The title story of Talking to the Dead, winner of the O. Henry Award, explores the life of an elderly mystic, Auntie Talking to the Dead, who conducts funeral rites. She is joined by a young, local Japanese girl, who cannot be married off and who becomes her apprentice. The apprentice learns the medicinal uses of indigenous plants and Hawaiian healing chants. She learns the value of the gift of life passed on by the elderly woman and is able to use her knowledge after the woman's death to keep the traditions of the old culture alive.

Talking to the Dead was nominated for a National Book award in 1992. This first collection has allowed Watanabe to open the doors of opportunity before her even further. She has made an impressive start; her writing infuses her stories and characters with a timeless, boundless quality.

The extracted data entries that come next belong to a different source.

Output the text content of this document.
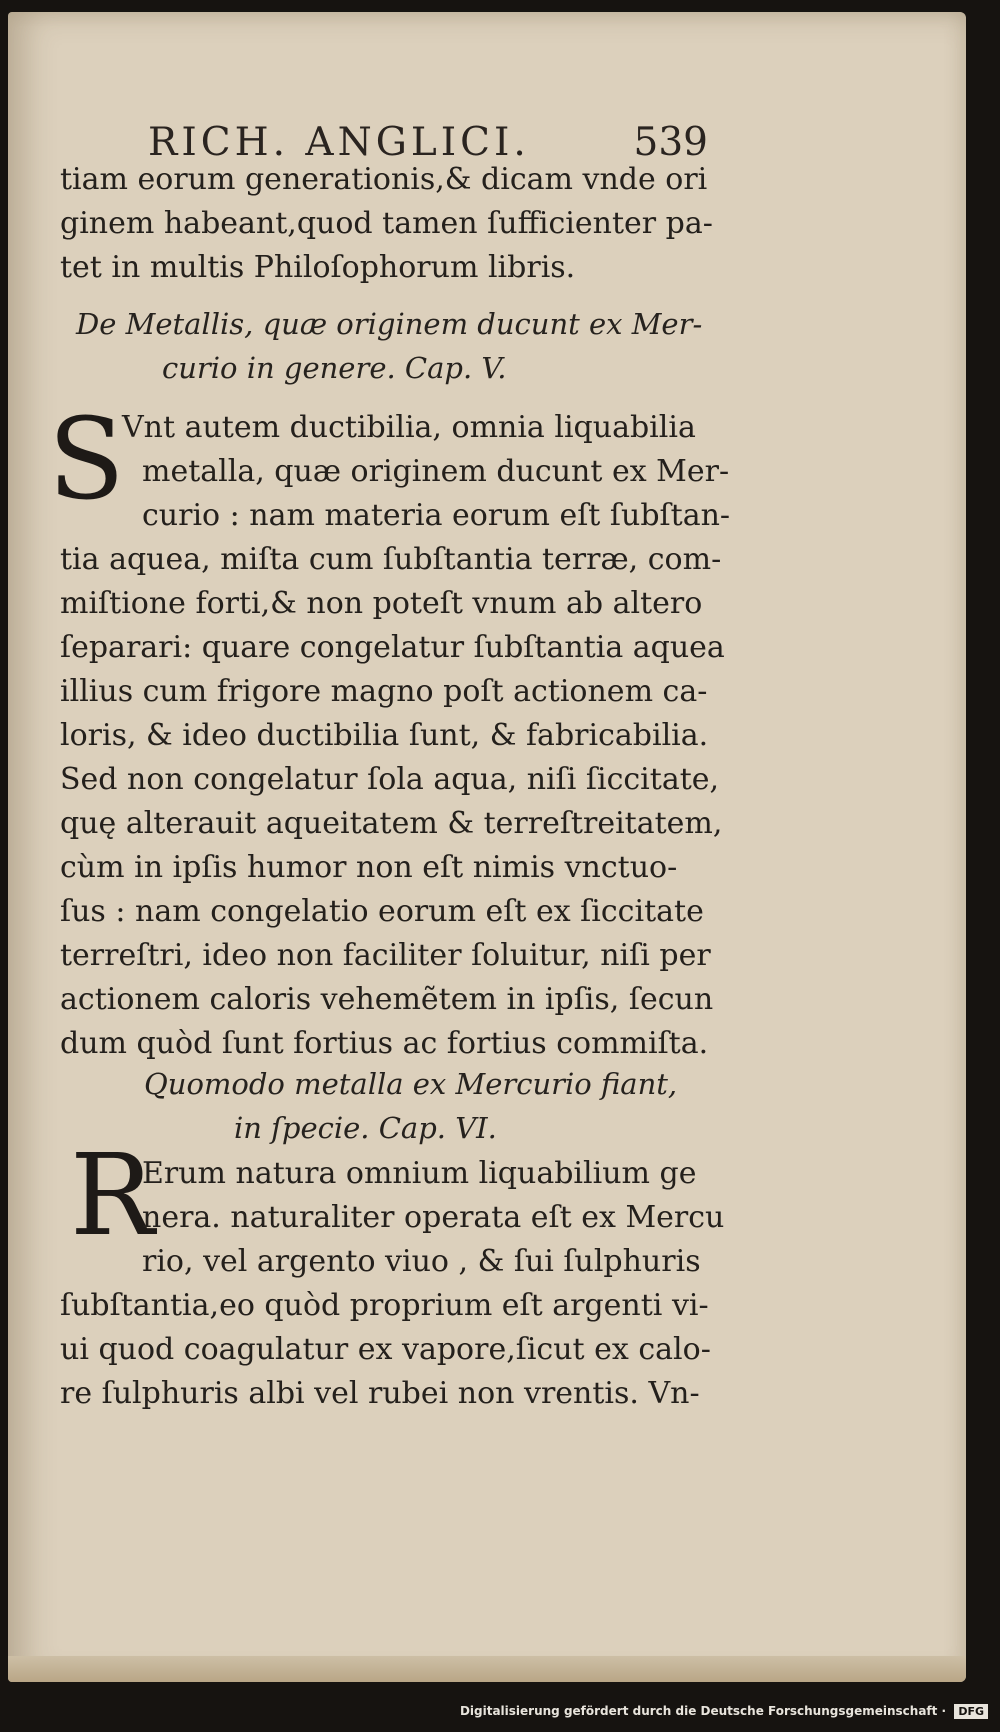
RICH. ANGLICI.	539
tiam eorum generationis,& dicam vnde ori
ginem habeant,quod tamen ſufficienter pa-
tet in multis Philoſophorum libris.
De Metallis, quæ originem ducunt ex Mer-
curio in genere. Cap. V.
S
Vnt autem ductibilia, omnia liquabilia
metalla, quæ originem ducunt ex Mer-
curio : nam materia eorum eſt ſubſtan-
tia aquea, miſta cum ſubſtantia terræ, com-
miſtione forti,& non poteſt vnum ab altero
ſeparari: quare congelatur ſubſtantia aquea
illius cum frigore magno poſt actionem ca-
loris, & ideo ductibilia ſunt, & fabricabilia.
Sed non congelatur ſola aqua, niſi ſiccitate,
quę alterauit aqueitatem & terreſtreitatem,
cùm in ipſis humor non eſt nimis vnctuo-
ſus : nam congelatio eorum eſt ex ſiccitate
terreſtri, ideo non faciliter ſoluitur, niſi per
actionem caloris vehemẽtem in ipſis, ſecun
dum quòd ſunt fortius ac fortius commiſta.
Quomodo metalla ex Mercurio fiant,
in ſpecie. Cap. VI.
R
Erum natura omnium liquabilium ge
nera. naturaliter operata eſt ex Mercu
rio, vel argento viuo , & ſui ſulphuris
ſubſtantia,eo quòd proprium eſt argenti vi-
ui quod coagulatur ex vapore,ſicut ex calo-
re ſulphuris albi vel rubei non vrentis. Vn-
Digitalisierung gefördert durch die Deutsche Forschungsgemeinschaft · DFG
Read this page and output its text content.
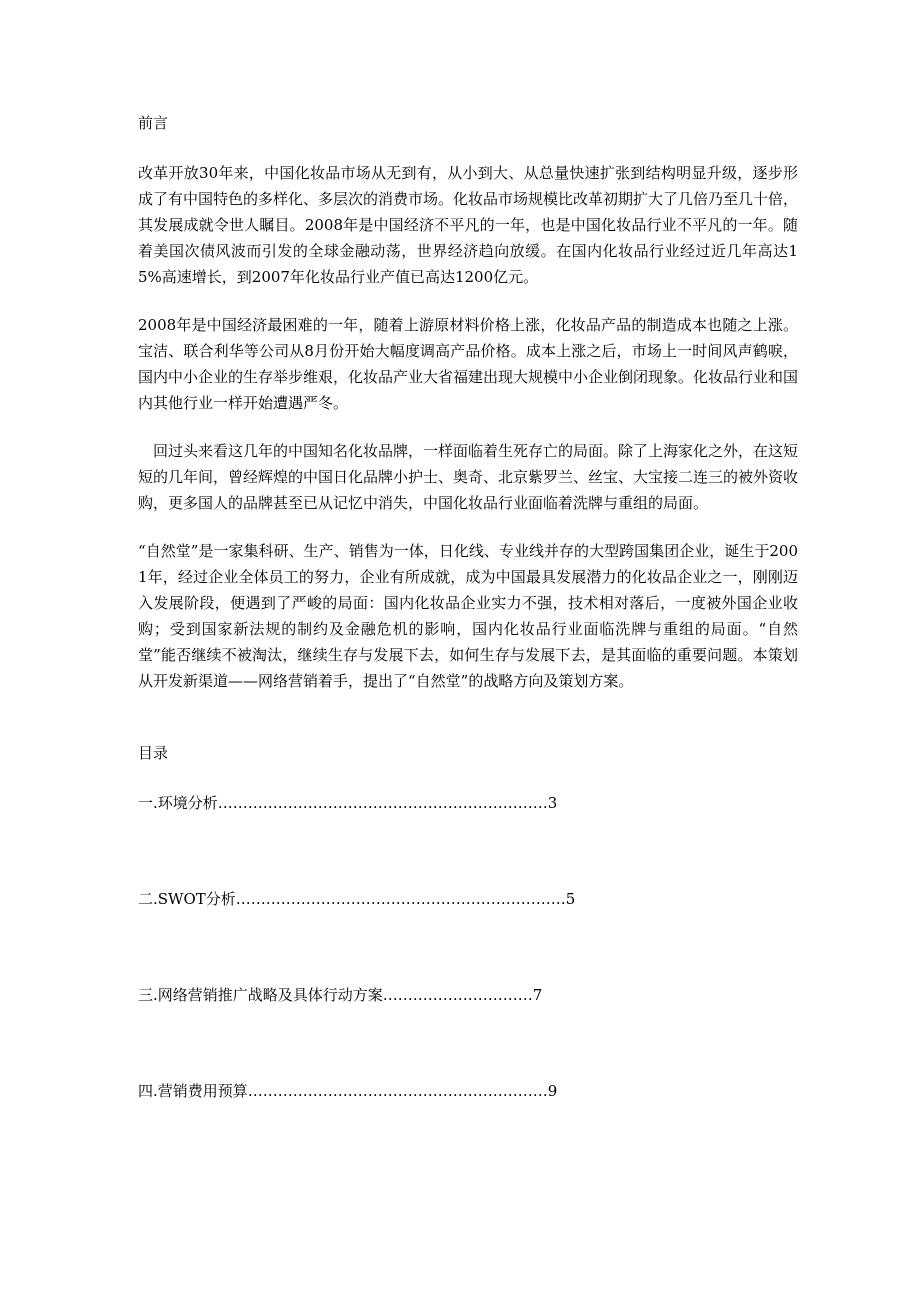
前言

改革开放30年来，中国化妆品市场从无到有，从小到大、从总量快速扩张到结构明显升级，逐步形成了有中国特色的多样化、多层次的消费市场。化妆品市场规模比改革初期扩大了几倍乃至几十倍，其发展成就令世人瞩目。2008年是中国经济不平凡的一年，也是中国化妆品行业不平凡的一年。随着美国次债风波而引发的全球金融动荡，世界经济趋向放缓。在国内化妆品行业经过近几年高达15%高速增长，到2007年化妆品行业产值已高达1200亿元。

2008年是中国经济最困难的一年，随着上游原材料价格上涨，化妆品产品的制造成本也随之上涨。宝洁、联合利华等公司从8月份开始大幅度调高产品价格。成本上涨之后，市场上一时间风声鹤唳，国内中小企业的生存举步维艰，化妆品产业大省福建出现大规模中小企业倒闭现象。化妆品行业和国内其他行业一样开始遭遇严冬。

　回过头来看这几年的中国知名化妆品牌，一样面临着生死存亡的局面。除了上海家化之外，在这短短的几年间，曾经辉煌的中国日化品牌小护士、奥奇、北京紫罗兰、丝宝、大宝接二连三的被外资收购，更多国人的品牌甚至已从记忆中消失，中国化妆品行业面临着洗牌与重组的局面。

“自然堂”是一家集科研、生产、销售为一体，日化线、专业线并存的大型跨国集团企业，诞生于2001年，经过企业全体员工的努力，企业有所成就，成为中国最具发展潜力的化妆品企业之一，刚刚迈入发展阶段，便遇到了严峻的局面：国内化妆品企业实力不强，技术相对落后，一度被外国企业收购；受到国家新法规的制约及金融危机的影响，国内化妆品行业面临洗牌与重组的局面。“自然堂”能否继续不被淘汰，继续生存与发展下去，如何生存与发展下去，是其面临的重要问题。本策划从开发新渠道——网络营销着手，提出了“自然堂”的战略方向及策划方案。

目录

一.环境分析…………………………………………………………3

二.SWOT分析…………………………………………………………5

三.网络营销推广战略及具体行动方案…………………………7

四.营销费用预算……………………………………………………9
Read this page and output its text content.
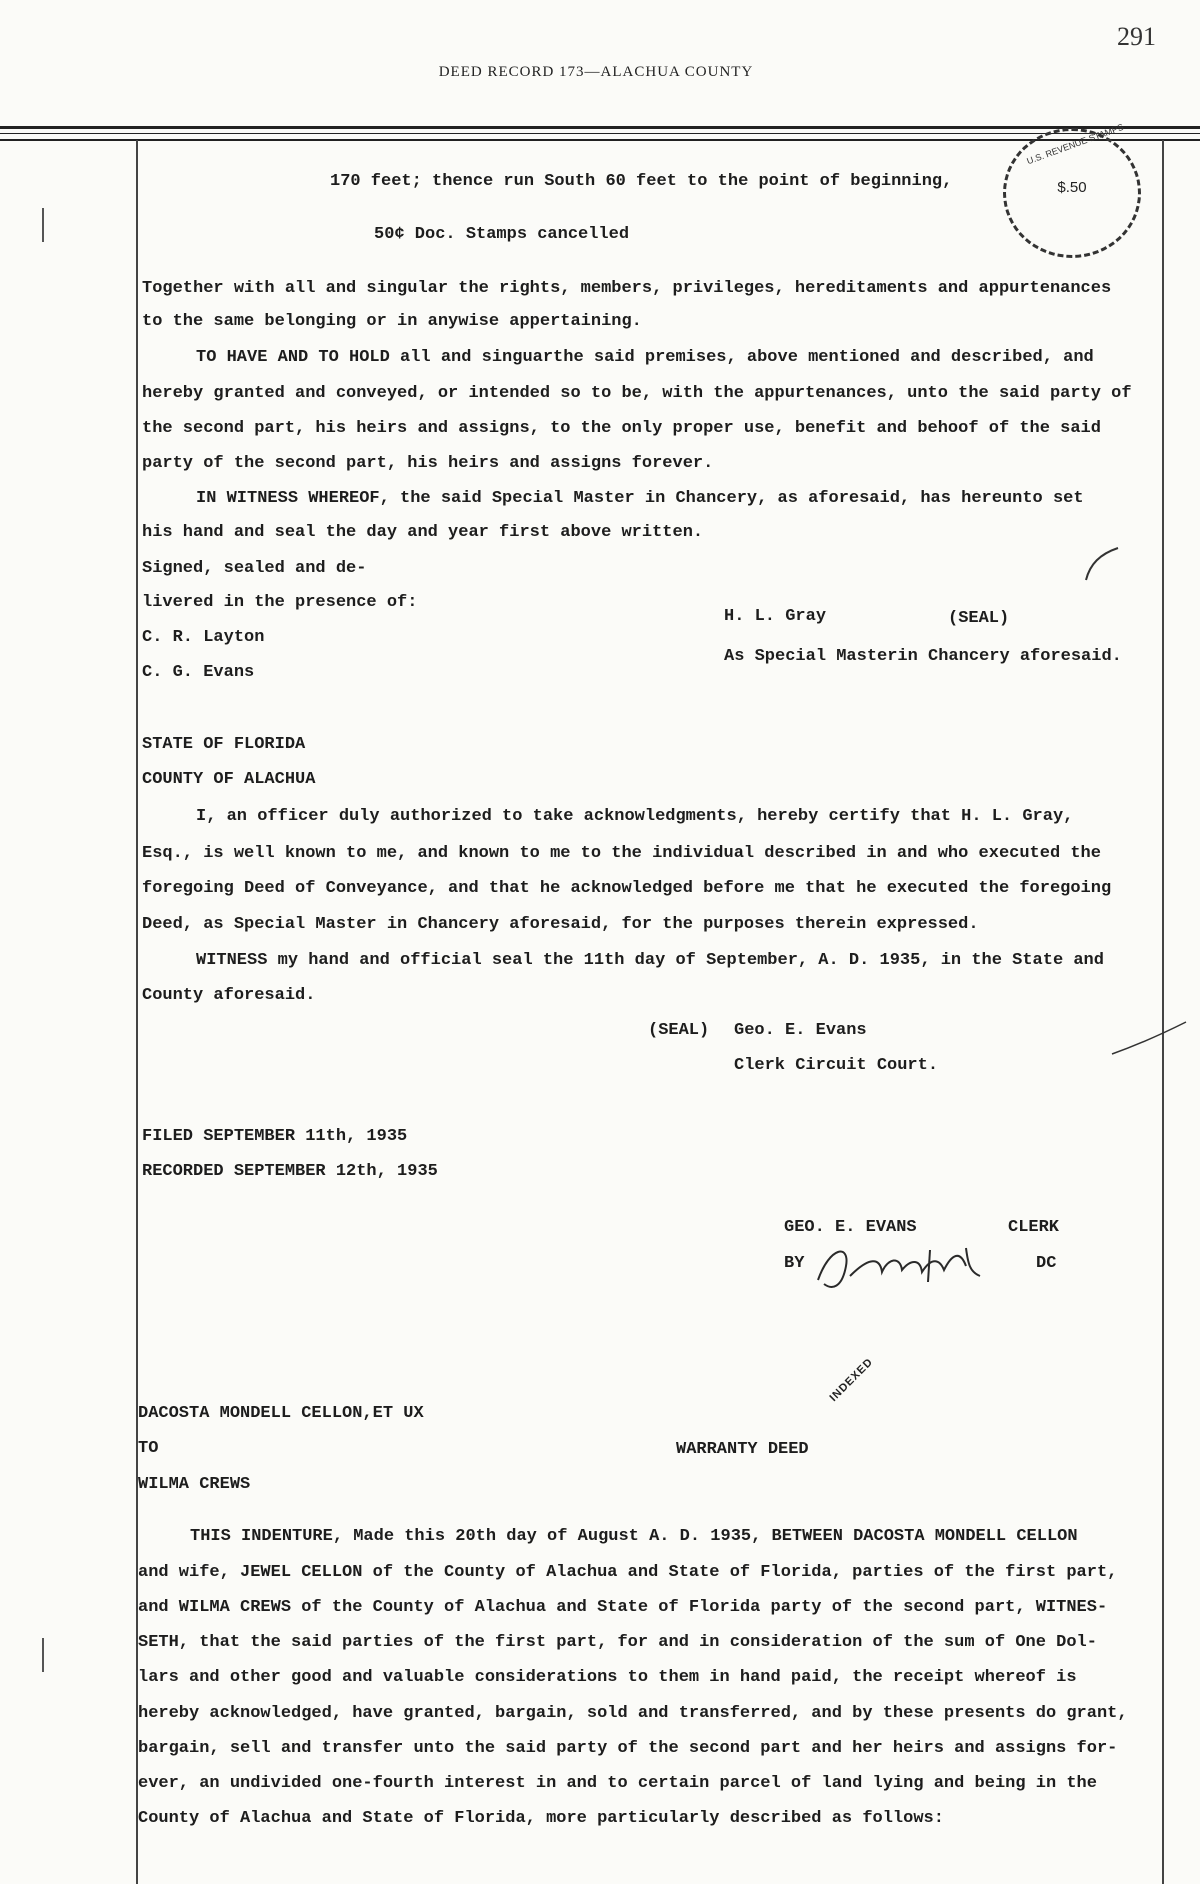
291
DEED RECORD 173—ALACHUA COUNTY
U.S. REVENUE STAMPS
$.50
170 feet; thence run South 60 feet to the point of beginning,
50¢ Doc. Stamps cancelled
Together with all and singular the rights, members, privileges, hereditaments and appurtenances
to the same belonging or in anywise appertaining.
TO HAVE AND TO HOLD all and singuarthe said premises, above mentioned and described, and
hereby granted and conveyed, or intended so to be, with the appurtenances, unto the said party of
the second part, his heirs and assigns, to the only proper use, benefit and behoof of the said
party of the second part, his heirs and assigns forever.
IN WITNESS WHEREOF, the said Special Master in Chancery, as aforesaid, has hereunto set
his hand and seal the day and year first above written.
Signed, sealed and de-
livered in the presence of:
C. R. Layton
C. G. Evans
H. L. Gray	(SEAL)
As Special Masterin Chancery aforesaid.
STATE OF FLORIDA
COUNTY OF ALACHUA
I, an officer duly authorized to take acknowledgments, hereby certify that H. L. Gray,
Esq., is well known to me, and known to me to the individual described in and who executed the
foregoing Deed of Conveyance, and that he acknowledged before me that he executed the foregoing
Deed, as Special Master in Chancery aforesaid, for the purposes therein expressed.
WITNESS my hand and official seal the 11th day of September, A. D. 1935, in the State and
County aforesaid.
(SEAL) Geo. E. Evans
Clerk Circuit Court.
FILED SEPTEMBER 11th, 1935
RECORDED SEPTEMBER 12th, 1935
GEO. E. EVANS	CLERK
BY	DC
INDEXED
DACOSTA MONDELL CELLON,ET UX
TO	WARRANTY DEED
WILMA CREWS
THIS INDENTURE, Made this 20th day of August A. D. 1935, BETWEEN DACOSTA MONDELL CELLON
and wife, JEWEL CELLON of the County of Alachua and State of Florida, parties of the first part,
and WILMA CREWS of the County of Alachua and State of Florida party of the second part, WITNES-
SETH, that the said parties of the first part, for and in consideration of the sum of One Dol-
lars and other good and valuable considerations to them in hand paid, the receipt whereof is
hereby acknowledged, have granted, bargain, sold and transferred, and by these presents do grant,
bargain, sell and transfer unto the said party of the second part and her heirs and assigns for-
ever, an undivided one-fourth interest in and to certain parcel of land lying and being in the
County of Alachua and State of Florida, more particularly described as follows:
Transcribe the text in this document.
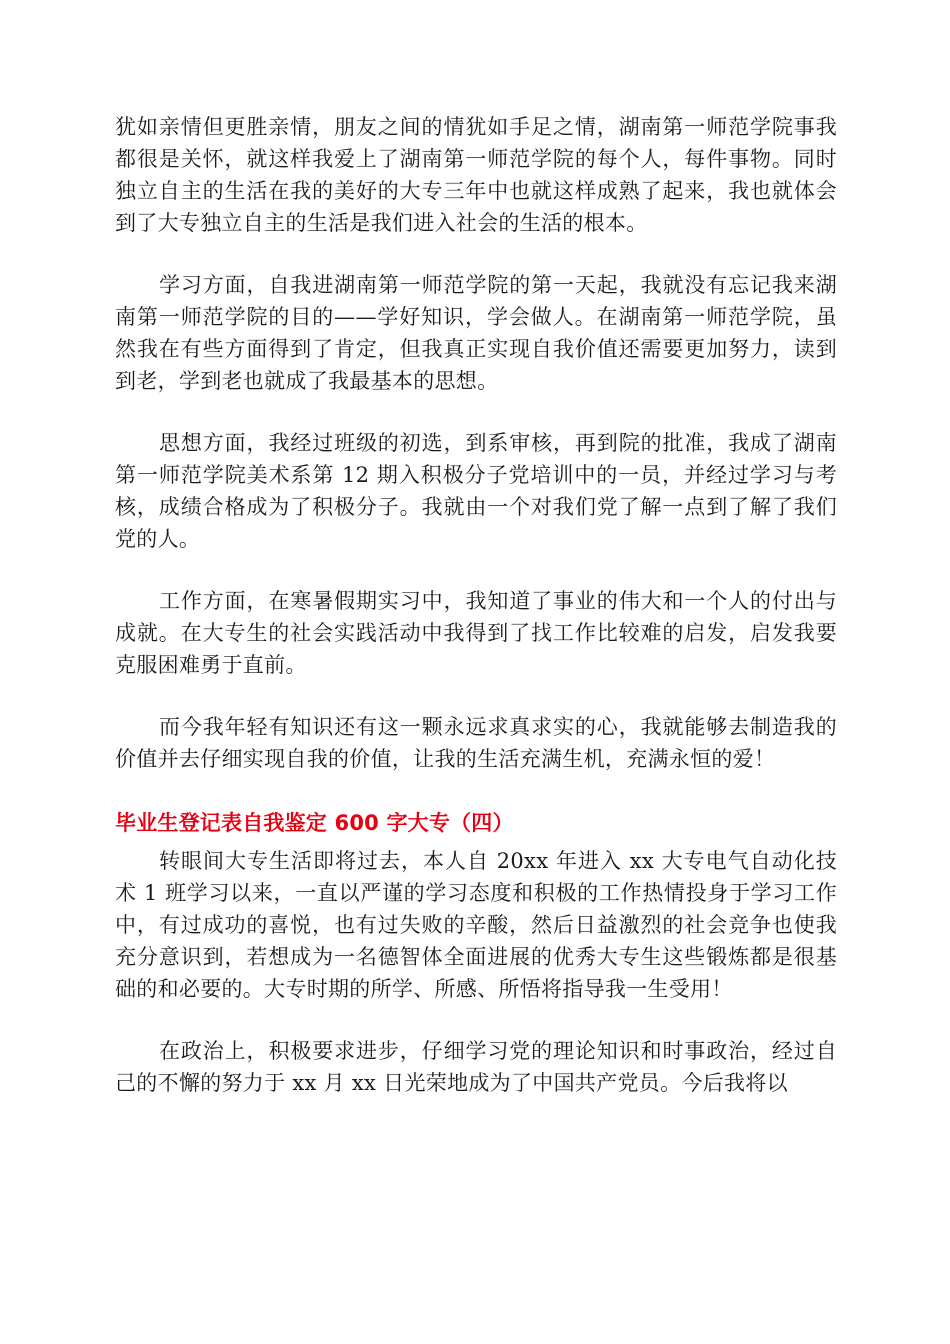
犹如亲情但更胜亲情，朋友之间的情犹如手足之情，湖南第一师范学院事我都很是关怀，就这样我爱上了湖南第一师范学院的每个人，每件事物。同时独立自主的生活在我的美好的大专三年中也就这样成熟了起来，我也就体会到了大专独立自主的生活是我们进入社会的生活的根本。

学习方面，自我进湖南第一师范学院的第一天起，我就没有忘记我来湖南第一师范学院的目的——学好知识，学会做人。在湖南第一师范学院，虽然我在有些方面得到了肯定，但我真正实现自我价值还需要更加努力，读到到老，学到老也就成了我最基本的思想。

思想方面，我经过班级的初选，到系审核，再到院的批准，我成了湖南第一师范学院美术系第 12 期入积极分子党培训中的一员，并经过学习与考核，成绩合格成为了积极分子。我就由一个对我们党了解一点到了解了我们党的人。

工作方面，在寒暑假期实习中，我知道了事业的伟大和一个人的付出与成就。在大专生的社会实践活动中我得到了找工作比较难的启发，启发我要克服困难勇于直前。

而今我年轻有知识还有这一颗永远求真求实的心，我就能够去制造我的价值并去仔细实现自我的价值，让我的生活充满生机，充满永恒的爱！

毕业生登记表自我鉴定 600 字大专（四）

转眼间大专生活即将过去，本人自 20xx 年进入 xx 大专电气自动化技术 1 班学习以来，一直以严谨的学习态度和积极的工作热情投身于学习工作中，有过成功的喜悦，也有过失败的辛酸，然后日益激烈的社会竞争也使我充分意识到，若想成为一名德智体全面进展的优秀大专生这些锻炼都是很基础的和必要的。大专时期的所学、所感、所悟将指导我一生受用！

在政治上，积极要求进步，仔细学习党的理论知识和时事政治，经过自己的不懈的努力于 xx 月 xx 日光荣地成为了中国共产党员。今后我将以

Though the stories are rooted in the period of World War II and its effect on Japanese Americans, they intermingle the different generations and make the settings easily adjustable to the past, present, and future.

Watanabe has also edited two collections of Asian American works, Home to Stay: Asian American Women's Fiction and Into the Fire: Asian American Prose (1996), and her work has been included in additional volumes like the 1998 Pushcart Prize XXII: Best of the Small Presses, edited by Bill Henderson. In addition, Talking to the Dead was nominated in 1993 for the PEN/Faulkner award for fiction.

Other Works:

O-bon: A Gathering of Joy (1985).

Bibliography:

Bauermeister, E., 500 Great Books by Women. Cheuse, A. and Marshall, C., eds., Listening to Ourselves: More Stories From "The Sound of Writing" (1994). Frosch, M., Coming of Age in America: A Multicultural Anthology (1994). Pearlman, M., ed., A Place Called Home: Twenty Writing Women Remember (1997). Penelope, J. and Valentine, S., eds., International Feminist Fiction (1992).

Other references:

American Book Review (Nov. 1990). Asian Week (16 Oct. 1992). International Examiner (20 Apr. 1992). NYT (27 Sept. 1992). PW (6 July 1992). San Francisco Chronicle (6 Sept. 1992).